This article is part of a bimonthly series that will address early child development.
Ironically, India is one of the largest producers and exporters of vaccines yet has one of the highest preventable childhood mortality rates of any country in the world. Over 60,000 children under five die every year in the country from vaccine-preventable diseases.
Given our population and the sheer number of new babies born in India each year, achieving universal immunisation should be the topmost priority for our public health system.
The polio-eradication victory in 2014 remains a point of pride for India and a promise to the rest of the world. Having defeated such a virulent disease in such a huge population, the expectation is that we can do whatever we put our minds to.
April 24-30 has been declared World Immunisation Week by the World Health Organisation (WHO). Recognised as the “most cost-effective investment” in healthcare ever designed, universal immunisation is one of the pillars of the strategic plan for achieving the UN’s Millennium Development Goals, averting 2-3 million deaths every year and untold millions of disabilities. As such, it plays a vital role in helping children develop to their full potential. The WHO estimates that an additional 1.5 million deaths worldwide could be averted if universal coverage were achieved.
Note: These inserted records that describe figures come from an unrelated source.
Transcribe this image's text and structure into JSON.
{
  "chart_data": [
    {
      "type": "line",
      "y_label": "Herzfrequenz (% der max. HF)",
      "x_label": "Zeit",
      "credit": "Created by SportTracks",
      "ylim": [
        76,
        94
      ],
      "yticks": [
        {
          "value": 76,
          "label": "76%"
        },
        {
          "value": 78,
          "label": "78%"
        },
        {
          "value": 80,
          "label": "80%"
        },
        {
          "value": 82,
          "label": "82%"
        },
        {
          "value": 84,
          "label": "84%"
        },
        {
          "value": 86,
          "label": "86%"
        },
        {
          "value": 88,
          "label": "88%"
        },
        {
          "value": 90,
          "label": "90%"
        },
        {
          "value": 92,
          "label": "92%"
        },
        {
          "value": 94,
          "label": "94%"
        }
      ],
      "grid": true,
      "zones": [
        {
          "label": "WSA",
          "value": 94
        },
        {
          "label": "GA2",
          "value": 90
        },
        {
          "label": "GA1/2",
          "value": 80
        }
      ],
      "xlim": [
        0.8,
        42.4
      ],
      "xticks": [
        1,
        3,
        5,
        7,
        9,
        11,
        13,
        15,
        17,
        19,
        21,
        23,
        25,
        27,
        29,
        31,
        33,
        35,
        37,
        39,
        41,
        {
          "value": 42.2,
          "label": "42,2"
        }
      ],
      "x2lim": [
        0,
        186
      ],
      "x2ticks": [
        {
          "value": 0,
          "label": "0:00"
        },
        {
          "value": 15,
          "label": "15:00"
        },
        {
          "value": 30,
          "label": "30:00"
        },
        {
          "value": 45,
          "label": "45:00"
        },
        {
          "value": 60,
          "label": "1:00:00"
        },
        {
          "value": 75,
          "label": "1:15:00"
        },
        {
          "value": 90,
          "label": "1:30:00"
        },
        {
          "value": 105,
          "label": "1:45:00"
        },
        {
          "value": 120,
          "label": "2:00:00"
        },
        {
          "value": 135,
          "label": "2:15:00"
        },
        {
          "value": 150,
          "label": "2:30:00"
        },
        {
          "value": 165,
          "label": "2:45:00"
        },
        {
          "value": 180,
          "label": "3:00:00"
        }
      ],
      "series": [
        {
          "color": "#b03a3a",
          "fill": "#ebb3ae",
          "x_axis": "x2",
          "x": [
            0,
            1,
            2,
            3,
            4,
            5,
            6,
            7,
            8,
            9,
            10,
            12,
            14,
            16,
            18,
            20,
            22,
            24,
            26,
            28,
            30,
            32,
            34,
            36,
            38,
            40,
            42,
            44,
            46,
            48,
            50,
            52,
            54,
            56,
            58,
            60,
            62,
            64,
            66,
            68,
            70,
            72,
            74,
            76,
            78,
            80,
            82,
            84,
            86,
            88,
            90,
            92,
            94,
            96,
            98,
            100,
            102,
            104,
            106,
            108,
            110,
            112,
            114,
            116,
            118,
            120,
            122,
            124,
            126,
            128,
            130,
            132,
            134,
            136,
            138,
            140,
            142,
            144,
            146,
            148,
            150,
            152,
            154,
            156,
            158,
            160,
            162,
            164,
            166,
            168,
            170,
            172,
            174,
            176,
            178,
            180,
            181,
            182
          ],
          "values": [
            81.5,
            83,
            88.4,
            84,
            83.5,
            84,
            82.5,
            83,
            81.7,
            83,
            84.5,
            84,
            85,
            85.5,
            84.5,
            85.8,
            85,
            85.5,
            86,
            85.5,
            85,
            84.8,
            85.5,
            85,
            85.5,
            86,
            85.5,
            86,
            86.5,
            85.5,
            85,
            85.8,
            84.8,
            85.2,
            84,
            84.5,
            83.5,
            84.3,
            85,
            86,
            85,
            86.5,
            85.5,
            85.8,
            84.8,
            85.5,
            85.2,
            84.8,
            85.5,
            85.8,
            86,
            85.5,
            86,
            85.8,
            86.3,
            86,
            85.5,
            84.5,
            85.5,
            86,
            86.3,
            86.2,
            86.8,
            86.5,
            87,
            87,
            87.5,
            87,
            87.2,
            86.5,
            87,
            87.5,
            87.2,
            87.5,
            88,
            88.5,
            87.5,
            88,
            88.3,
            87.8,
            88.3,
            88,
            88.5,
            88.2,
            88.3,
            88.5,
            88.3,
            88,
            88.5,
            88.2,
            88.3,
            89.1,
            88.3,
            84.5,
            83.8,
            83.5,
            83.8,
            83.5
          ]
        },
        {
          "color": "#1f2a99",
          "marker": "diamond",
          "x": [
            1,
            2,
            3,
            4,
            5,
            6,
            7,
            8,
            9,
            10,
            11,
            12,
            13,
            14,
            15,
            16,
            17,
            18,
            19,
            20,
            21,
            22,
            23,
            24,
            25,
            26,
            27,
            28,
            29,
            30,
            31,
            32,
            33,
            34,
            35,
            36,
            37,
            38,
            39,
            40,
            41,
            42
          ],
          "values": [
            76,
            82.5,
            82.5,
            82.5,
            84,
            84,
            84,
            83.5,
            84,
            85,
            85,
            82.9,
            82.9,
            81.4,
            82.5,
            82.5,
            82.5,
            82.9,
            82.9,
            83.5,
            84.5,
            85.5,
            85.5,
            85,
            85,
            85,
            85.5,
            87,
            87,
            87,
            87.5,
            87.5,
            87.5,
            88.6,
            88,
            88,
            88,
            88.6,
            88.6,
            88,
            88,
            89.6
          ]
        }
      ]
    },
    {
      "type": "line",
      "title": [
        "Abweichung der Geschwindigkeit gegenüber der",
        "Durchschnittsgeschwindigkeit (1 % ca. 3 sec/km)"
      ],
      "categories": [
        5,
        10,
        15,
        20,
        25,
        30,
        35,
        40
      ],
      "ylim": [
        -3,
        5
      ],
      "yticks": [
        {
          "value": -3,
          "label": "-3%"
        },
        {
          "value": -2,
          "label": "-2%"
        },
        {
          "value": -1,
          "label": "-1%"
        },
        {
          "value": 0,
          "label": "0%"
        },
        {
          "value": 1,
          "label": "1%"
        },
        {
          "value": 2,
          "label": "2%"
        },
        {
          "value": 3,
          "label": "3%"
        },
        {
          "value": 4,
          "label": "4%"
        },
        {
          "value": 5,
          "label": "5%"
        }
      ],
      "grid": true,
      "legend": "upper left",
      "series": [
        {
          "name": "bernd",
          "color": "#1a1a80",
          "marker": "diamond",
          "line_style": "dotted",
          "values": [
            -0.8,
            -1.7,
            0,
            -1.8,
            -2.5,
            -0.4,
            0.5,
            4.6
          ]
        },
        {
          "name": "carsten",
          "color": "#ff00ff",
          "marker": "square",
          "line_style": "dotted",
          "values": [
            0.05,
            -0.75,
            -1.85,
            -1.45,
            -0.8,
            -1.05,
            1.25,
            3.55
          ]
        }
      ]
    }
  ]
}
But the dream of a disease-free future for the next generation appears to have stalled in India. In spite of its longstanding Universal Immunisation Program (UIP), which provides free vaccines to every child born, the country still has one of the world’s lowest immunisation rates – and that rate itself is suspect.
It turns out it’s not enough just to get the immunisation. Children have to get their periodic shots or their drops on a specific schedule or the efficacy of the immunity they provide is weakened.
According to Nijika Shrivastwa, the lead author of a study conducted at the University of Michigan’s School of Public Health, Ann Arbor, only 18% of India’s children receive the full three-dose course of the vaccine against diphtheria, pertussis and tetanus (DPT), and only a third get the measles vaccine by the recommended age of 10 months.
Matthew Boulton, also from the University of Michigan, has said that 95% of a given population should be vaccinated to control outbreaks of measles. With so many children unprotected, or protected too late, reported cases of measles continue to occur in India with alarming frequency. This has prompted public health officials to introduce a second dose of the measles vaccine to the routine childhood schedule in 2010.
In an email, Dr Srivastava reiterated the world’s disappointment with India’s performance: “Vaccination coverage among Indian children aged 12-48 months remains unacceptably low.” For India, with a record of effective public health initiatives, the standards ought to be higher.
Vaccine-preventable diseases cause serious illness and can be extremely painful. Children who survive them may develop lifelong disabilities like blindness, hearing loss and brain damage. They also miss out on important learning and development while they are ill.
Religious and cultural beliefs do play a role in parents choosing not to have their children immunised, but many parents are also unaware of the benefits of vaccines. While not actively rejecting them, they simply don’t know enough to seek them out.
Some vaccines are easy to access – polio drops are often administered by community health workers going door to door – but others require a trip to a government hospital where conditions are poor and wait times long.
Poor record-keeping adds to the confusion. Every baby born in a hospital in India is given an immunisation card that is supposed to be produced at each visit to a healthcare provider. But if the card is lost, there is no backup record for that child. Families in urban slums or engaged in migrant labour often live in makeshift huts, where safe storage for records is a luxury and where constant moving for work makes regular coverage difficult.
Children born at home or in unregistered private hospitals often fall through the cracks entirely, and are at higher risk of non- or incomplete vaccination compared to children born in institutional settings.
Complacency is yet another factor. Most young parents today have no living memory of a polio outbreak nor have they ever seen a child afflicted with diphtheria or whooping cough. It is hard to feel a sense of urgency about something that seems to be a relic from the distant past.
Immunisation experts agree that simply by vaccinating children on time, India could influence public health and promote optimal child development on a global scale. This is a goal worth striving for.